When I read the title — Intellectual Shamans: Management Academics Making A Difference by Sandra Waddock — I really, really wanted to like this book, and to be able to apply it to my dissertation. I strongly believe our educational system — economics and management in particular — need deep, powerful overhauls on their ethical teachings. I feel strongly about this for a variety of reasons, one of which is that studies have shown that economics — one of the foundation courses of management training — is either teaching or self-selecting for students to lose altruism, empathy, and compassion; to behave more selfishly and avoid cooperation; and to expect the worst of others. These are emphatically not the ethics I want to have predominating in corporate America!

Initially it seems this book too is suggesting a sea change in management ethics — through the teachings of what the author refers to as intellectual shamans. I love that phrase! It brings a spiritual element to academia which I feel is sorely lacking. I'm not suggesting that universities, say, require classes in pre-approved versions of christianity before anyone can graduate with any degree, or that there be, for example, a mandatory prayer hour each day. But I do feel the emphasis on only quantitative statistical financial data which is currently in vogue for business classes is causing the students to miss some really important — dare I say spiritual? — intangibles… concepts such as cooperation, fairness, compassion and empathy, and consideration for others. Heck, even some psychology or anthropology might help business students, so that they could learn that humans thrived evolutionarily due to unselfish behavior and concern for others in the group.

But returning to the book: Maddock defines intellectual shamans as "scholars who become fully who they must be, and find and live their purpose, to serve the world through three capacities: healing, connecting, and sense-making, and in the process seek or come to wisdom" (1), and "formally" defines intellectual shamanism as "intellectual work (theory, research, writing, and teaching) that integrates healing, connecting (intermediation or the mediating of boundaries), and sensemaking to serve the greater good" (3). She is quite frank that this is qualitative rather than quantitative teaching and research: "it is the light that shines from them [intellectual shamans] that helps us identify them, even though this is hardly a scientific concept" (5). She also heavily emphasizes the "becoming who one must be" element of her definition of shamanism, adding that in taking this route:

many (perhaps not all) intellectual shamans become wise elders — sages. Wisdom, as I define it, also has a tripartite definition: wisdom is the integration of systems understanding, moral imagination, and aesthetic sensibility in the service of the greater good, which in the case of intellectual shamans is reflected in their healing orientation. (4)

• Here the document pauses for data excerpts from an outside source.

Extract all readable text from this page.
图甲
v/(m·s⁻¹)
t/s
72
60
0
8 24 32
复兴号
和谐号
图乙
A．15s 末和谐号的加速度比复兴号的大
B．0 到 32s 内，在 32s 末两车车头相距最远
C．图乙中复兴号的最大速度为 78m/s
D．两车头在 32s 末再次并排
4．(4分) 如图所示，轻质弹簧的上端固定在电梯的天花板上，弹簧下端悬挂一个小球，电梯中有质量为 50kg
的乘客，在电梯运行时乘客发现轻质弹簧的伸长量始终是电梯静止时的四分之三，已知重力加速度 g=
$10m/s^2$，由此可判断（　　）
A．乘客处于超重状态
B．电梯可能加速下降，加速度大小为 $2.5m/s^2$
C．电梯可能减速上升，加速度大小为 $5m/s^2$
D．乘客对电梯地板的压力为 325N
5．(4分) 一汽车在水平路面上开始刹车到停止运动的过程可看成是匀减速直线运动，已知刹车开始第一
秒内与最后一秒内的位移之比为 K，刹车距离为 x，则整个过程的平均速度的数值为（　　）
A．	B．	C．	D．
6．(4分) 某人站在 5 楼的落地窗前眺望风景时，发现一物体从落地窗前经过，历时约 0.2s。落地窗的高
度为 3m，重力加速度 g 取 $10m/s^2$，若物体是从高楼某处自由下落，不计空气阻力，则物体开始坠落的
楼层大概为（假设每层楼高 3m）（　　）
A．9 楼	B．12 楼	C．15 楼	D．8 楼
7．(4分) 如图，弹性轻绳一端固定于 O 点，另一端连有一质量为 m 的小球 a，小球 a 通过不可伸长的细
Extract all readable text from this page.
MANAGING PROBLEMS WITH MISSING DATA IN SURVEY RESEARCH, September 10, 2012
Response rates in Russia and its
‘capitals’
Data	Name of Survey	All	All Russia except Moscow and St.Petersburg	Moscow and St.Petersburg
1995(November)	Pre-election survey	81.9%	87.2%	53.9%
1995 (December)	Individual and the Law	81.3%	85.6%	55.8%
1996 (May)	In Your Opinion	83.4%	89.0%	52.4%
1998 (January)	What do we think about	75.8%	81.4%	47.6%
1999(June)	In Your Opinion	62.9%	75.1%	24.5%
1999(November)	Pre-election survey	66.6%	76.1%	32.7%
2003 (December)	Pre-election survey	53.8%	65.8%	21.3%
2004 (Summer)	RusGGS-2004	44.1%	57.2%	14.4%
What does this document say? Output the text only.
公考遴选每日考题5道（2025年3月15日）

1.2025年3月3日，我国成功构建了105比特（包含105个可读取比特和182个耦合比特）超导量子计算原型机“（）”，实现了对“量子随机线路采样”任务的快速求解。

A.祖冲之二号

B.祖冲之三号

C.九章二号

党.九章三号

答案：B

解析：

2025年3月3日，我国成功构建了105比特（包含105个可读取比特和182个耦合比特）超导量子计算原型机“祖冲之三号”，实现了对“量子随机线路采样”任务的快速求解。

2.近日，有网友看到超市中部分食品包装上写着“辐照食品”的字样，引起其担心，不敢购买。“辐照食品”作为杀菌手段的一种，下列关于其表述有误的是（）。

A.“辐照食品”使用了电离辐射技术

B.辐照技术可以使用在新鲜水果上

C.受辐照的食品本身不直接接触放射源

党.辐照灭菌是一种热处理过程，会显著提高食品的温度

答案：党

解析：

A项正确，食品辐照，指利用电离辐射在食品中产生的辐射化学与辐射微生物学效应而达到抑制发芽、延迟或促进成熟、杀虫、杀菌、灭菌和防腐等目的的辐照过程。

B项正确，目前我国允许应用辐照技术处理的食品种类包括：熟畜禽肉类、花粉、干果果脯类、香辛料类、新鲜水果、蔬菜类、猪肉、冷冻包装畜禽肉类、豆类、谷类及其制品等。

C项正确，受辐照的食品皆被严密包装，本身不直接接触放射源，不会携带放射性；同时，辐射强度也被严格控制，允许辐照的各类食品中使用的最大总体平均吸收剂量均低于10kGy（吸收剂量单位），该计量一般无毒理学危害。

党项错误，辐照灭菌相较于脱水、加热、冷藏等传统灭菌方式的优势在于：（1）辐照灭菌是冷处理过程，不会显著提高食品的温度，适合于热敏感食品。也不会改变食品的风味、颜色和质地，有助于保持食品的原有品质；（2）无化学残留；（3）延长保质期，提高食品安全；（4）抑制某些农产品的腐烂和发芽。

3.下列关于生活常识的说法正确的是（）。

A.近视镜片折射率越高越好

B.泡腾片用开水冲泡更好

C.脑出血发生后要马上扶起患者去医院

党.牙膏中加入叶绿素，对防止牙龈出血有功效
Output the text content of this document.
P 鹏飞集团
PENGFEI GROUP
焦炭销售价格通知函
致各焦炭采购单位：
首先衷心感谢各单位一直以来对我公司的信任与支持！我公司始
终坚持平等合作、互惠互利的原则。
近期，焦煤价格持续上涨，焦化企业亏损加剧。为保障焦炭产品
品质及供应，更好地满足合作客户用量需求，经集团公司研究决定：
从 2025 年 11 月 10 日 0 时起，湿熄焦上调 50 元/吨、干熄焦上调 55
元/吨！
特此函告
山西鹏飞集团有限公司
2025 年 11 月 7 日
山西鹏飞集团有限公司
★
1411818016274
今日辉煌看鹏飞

She goes on to explain her choice of phrasing — first why she considers them shamanic and then why intellectual. According to her interpretation of her research on these individuals, they are shamanic because they have:

undertaken the task (some would call it the spiritual task) of finding and living out their core purpose in the world — and in doing that they are trying to help make the world a better place. Their implicit and sometimes explicit message to all of us is to do the same…. in shaping their purposes, they serve the world in some important way. (3)

She further clarifies her beliefs regarding these individuals, and on what she means by their service capacities, by noting that:

[a]s intellectual shamans within a broadly defined management academy, they do this [serve the world] through the tasks of healing something intellectual or idea-based, be it theory, research, or practice; of connecting, which means mediating across boundaries or boundary-spanning; and of sensemaking. But they might be operating in any number of other realms of academia — or simply other realms. (3)

Perhaps most intriguingly, Waddock explicitly notes that this research has helped her — and, she hopes, others as well — understand that:

we all have the capacity to become intellectual — or other types of — shamans, depending on our own gifts, power, and callings. We 'simply' need to have the courage to answer the call to become who we really are, to work in service to something beyond ourselves that tries to make the world or something in it better, and follow that call in our life's work by doing work that matters, makes a difference. (7)

I find this a hopeful beginning and an encouraging message — a sort of shamanic version of Gandhi's "be the change you wish to see in the world," so to speak. I've often felt that education should step up to the plate more as far as working deliberately towards making a better world.

That being said, I found myself feeling oddly, increasingly uncomfortable as I continued reading. Part of this I knew was due to the 28 individuals which the author chose to interview. She emphasized repeatedly how inadequate "standard" markers of a quality reputation — such as, for example, number of citations of one's works, or how many books published and articles written for so-called 'A'-level journals — are for intellectual shamans… yet when introducing each individual she dedicated two or three pages each to effectively reciting their CVs — isn't that the classic marker of quality? — and other notable accomplishments.

More disconcerting was the lack of diversity in her selection of intellectual shamans: out of 28 individuals there are only four women, one of whom is of Indian descent. Googling the others, I think there's also a South African, some Europeans, and several Canadians — two of which were apparently born in India. Past those two, however… they all look very white!